Steinitz et Sa’ar n’ont pas fait leur entrée à la Knesset et n’ont pas rejoint l’équipe gou­ver­ne­mentale afin de faire la paix, de pré­server le système de l’enseignement supé­rieur créé grâce aux efforts des géné­ra­tions pré­cé­dentes ou encore pour établir un Etat qui se pré­occupe véri­ta­blement du bien être de tous. Ils l’ont fait pour prendre le contrôle de l’ensemble du ter­ri­toire d’Israël. Ils n’ont pas sim­plement peur des colons ; ils sont eux-​​mêmes des colons.

On ne peut dire la même chose de l’opposition. Mais c’est pré­ci­sément là que réside le vrai pro­blème de la poli­tique israé­lienne : les diri­geants de l’opposition n’ont pas le courage de se détacher du passé. Tous ceux qui s’opposent au gou­ver­nement sont conscients du fait que la poli­tique de la droite favorise l’avènement d’un Etat bina­tional qui détruira la raison d’être d’Israël. Mais ils ne peuvent rompre avec la mal­heu­reuse idée fixe qui veut qu’il existe un consensus au sujet des Ter­ri­toires pales­ti­niens occupés et qu’en consé­quence qui­conque sou­haite sur­vivre poli­ti­quement ne peut rejeter les colonies.

C’est Shimon Peres, ministre de la Défense dans les années 1970, qui a établi ce concept. C’est à cette époque que remonte la création de la colonie d’Elon Moreh près de Naplouse, laquelle a ouvert la voie à la colo­ni­sation dans cette partie de la Cis­jor­danie.
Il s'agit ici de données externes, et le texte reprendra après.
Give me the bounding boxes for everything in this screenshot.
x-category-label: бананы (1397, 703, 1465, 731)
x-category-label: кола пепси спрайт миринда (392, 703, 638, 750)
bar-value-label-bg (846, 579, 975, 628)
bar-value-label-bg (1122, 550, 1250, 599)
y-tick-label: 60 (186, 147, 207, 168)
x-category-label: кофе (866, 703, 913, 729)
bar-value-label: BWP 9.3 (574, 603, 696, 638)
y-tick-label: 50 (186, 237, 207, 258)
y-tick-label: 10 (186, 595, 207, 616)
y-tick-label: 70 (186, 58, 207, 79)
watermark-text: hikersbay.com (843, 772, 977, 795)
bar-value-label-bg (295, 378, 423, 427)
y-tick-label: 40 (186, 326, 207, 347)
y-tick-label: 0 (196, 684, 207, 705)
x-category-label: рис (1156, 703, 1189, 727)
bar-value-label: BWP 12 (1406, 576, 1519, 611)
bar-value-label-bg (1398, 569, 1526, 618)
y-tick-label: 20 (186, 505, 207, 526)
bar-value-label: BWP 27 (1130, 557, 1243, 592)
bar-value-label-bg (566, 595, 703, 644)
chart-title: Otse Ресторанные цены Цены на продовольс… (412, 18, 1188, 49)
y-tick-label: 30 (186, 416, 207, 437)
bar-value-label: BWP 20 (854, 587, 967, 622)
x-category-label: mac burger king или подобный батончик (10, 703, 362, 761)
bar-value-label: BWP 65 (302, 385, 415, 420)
Le ministre de la Défense Ehud Barak – qui a succédé à Peres à la tête du Parti tra­vailliste et à qui nous devons la deuxième Intifada – a suivi ses traces. Et aujourd’hui le flambeau a été transmis à l’actuelle diri­geante du Parti tra­vailliste, Shelly Yaci­movich. Pourquoi cette femme de talent doit-​​elle endosser toutes les énormes erreurs et les échecs subis par son parti au cours du passé ? Pourquoi a t-​​elle décidé de suivre le chemin tracé par ces deux déser­teurs du parti tra­vailliste à un moment où la logique poli­tique et le devoir moral exigent de pouvoir contrer la droite grâce à une position claire, globale et déter­minée ? La lâcheté, même quand elle est masquée par le voile de la sophis­ti­cation et d’un pré­tendu prag­ma­tisme, n’a jamais été consi­dérée comme une recette pour la victoire.